Ryder Scott builds its CPRs one data point at a time, making only a few reasonable assumptions and checking all key parameters that are material to the reserves quantities. The detailed, in-depth information and format are designed to assist clients in reviewing specifics necessary to analyze the conclusions of our reports. Most importantly, the report is the major tool to assist clients in making informed decisions involving, in some cases, billions of dollars in invested capital.
Most market regulators require a Competent Person to have the following qualifications:
- Be a professionally qualified and a member in good standing of an appropriate recognized professional association.
- Possess at least five years' relevant experience in the estimation, assessment and evaluation of the type of mineral or fluid deposit under consideration. Years of experience is set to increase to 10 years.
- Be independent of the applicant, its directors, senior management and advisers.

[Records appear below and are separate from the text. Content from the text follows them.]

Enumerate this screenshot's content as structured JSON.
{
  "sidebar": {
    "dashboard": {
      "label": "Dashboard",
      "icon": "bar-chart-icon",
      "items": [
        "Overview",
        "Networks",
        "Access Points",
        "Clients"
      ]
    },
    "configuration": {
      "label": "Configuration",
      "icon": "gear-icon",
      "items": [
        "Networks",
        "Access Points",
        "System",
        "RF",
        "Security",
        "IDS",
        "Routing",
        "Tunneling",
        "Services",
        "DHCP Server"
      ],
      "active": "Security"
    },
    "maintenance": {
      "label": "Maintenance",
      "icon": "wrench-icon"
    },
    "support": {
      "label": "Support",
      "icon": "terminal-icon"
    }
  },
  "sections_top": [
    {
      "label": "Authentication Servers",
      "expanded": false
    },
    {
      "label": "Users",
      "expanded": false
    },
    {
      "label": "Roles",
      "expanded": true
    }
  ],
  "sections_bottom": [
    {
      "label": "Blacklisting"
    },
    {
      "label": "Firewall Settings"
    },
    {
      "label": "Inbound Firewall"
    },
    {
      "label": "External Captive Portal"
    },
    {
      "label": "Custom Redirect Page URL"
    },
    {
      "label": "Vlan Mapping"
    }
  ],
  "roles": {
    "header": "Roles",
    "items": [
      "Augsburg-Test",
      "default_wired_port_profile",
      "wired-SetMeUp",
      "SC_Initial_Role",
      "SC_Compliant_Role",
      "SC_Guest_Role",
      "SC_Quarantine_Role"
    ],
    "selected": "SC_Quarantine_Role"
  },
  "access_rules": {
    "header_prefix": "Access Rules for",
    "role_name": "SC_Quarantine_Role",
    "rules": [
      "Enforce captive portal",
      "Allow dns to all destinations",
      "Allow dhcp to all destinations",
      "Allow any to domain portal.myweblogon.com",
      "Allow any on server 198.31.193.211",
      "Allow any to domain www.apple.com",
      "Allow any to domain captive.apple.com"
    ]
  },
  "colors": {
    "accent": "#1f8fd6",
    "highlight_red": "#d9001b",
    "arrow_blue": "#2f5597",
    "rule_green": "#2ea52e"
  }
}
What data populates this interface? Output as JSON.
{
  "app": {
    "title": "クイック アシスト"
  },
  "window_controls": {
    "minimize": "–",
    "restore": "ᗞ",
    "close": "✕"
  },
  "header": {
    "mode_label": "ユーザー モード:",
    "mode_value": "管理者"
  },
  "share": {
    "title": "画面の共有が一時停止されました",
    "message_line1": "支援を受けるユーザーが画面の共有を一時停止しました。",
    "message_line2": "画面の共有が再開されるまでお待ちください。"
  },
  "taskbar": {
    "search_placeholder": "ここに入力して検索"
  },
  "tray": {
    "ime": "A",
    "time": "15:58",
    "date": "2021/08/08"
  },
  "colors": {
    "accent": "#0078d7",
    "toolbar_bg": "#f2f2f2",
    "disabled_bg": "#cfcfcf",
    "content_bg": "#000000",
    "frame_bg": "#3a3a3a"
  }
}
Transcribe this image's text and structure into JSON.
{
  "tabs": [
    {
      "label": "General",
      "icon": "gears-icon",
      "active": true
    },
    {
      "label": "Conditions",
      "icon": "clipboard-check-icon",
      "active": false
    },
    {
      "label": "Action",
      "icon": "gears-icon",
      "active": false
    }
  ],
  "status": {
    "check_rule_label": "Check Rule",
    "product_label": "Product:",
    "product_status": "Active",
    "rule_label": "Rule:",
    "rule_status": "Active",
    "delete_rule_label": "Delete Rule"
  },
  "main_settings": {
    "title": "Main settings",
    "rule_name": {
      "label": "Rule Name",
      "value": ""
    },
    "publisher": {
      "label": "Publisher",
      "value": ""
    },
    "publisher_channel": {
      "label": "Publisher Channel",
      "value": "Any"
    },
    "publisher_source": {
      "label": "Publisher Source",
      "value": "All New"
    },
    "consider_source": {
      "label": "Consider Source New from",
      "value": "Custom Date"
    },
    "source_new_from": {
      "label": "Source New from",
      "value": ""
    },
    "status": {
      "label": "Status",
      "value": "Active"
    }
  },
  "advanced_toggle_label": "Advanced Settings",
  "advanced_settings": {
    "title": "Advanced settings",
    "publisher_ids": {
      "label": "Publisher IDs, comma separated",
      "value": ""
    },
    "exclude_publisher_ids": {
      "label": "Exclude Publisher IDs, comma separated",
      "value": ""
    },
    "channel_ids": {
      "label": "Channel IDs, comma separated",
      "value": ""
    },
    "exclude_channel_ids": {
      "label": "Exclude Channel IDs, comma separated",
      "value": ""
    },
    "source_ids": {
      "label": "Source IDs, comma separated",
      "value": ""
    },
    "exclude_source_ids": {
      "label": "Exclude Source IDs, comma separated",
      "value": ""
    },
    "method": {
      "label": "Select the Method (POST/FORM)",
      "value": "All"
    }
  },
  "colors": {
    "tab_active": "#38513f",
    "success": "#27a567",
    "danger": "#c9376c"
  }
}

- Not be remunerated by way of a fee that is linked to the admission or value of the applicant.
- Not be a sole practitioner.
The credentials of Ryder Scott personnel far exceed the minimum qualifications of a Competent Person under regulatory requirements. Our professionals have an average of 20 years of relevant experience.
Compliance with international accounting and reserves-reporting standards is the single most important pre-qualification used by institutional investors to begin analyzing initial public offerings. Companies launching IPOs are often required to file a CPR with regulators. Frequently, Ryder Scott finds additional value in behind-pipe zones or proved undeveloped reserves that may add millions of dollars of value to an IPO.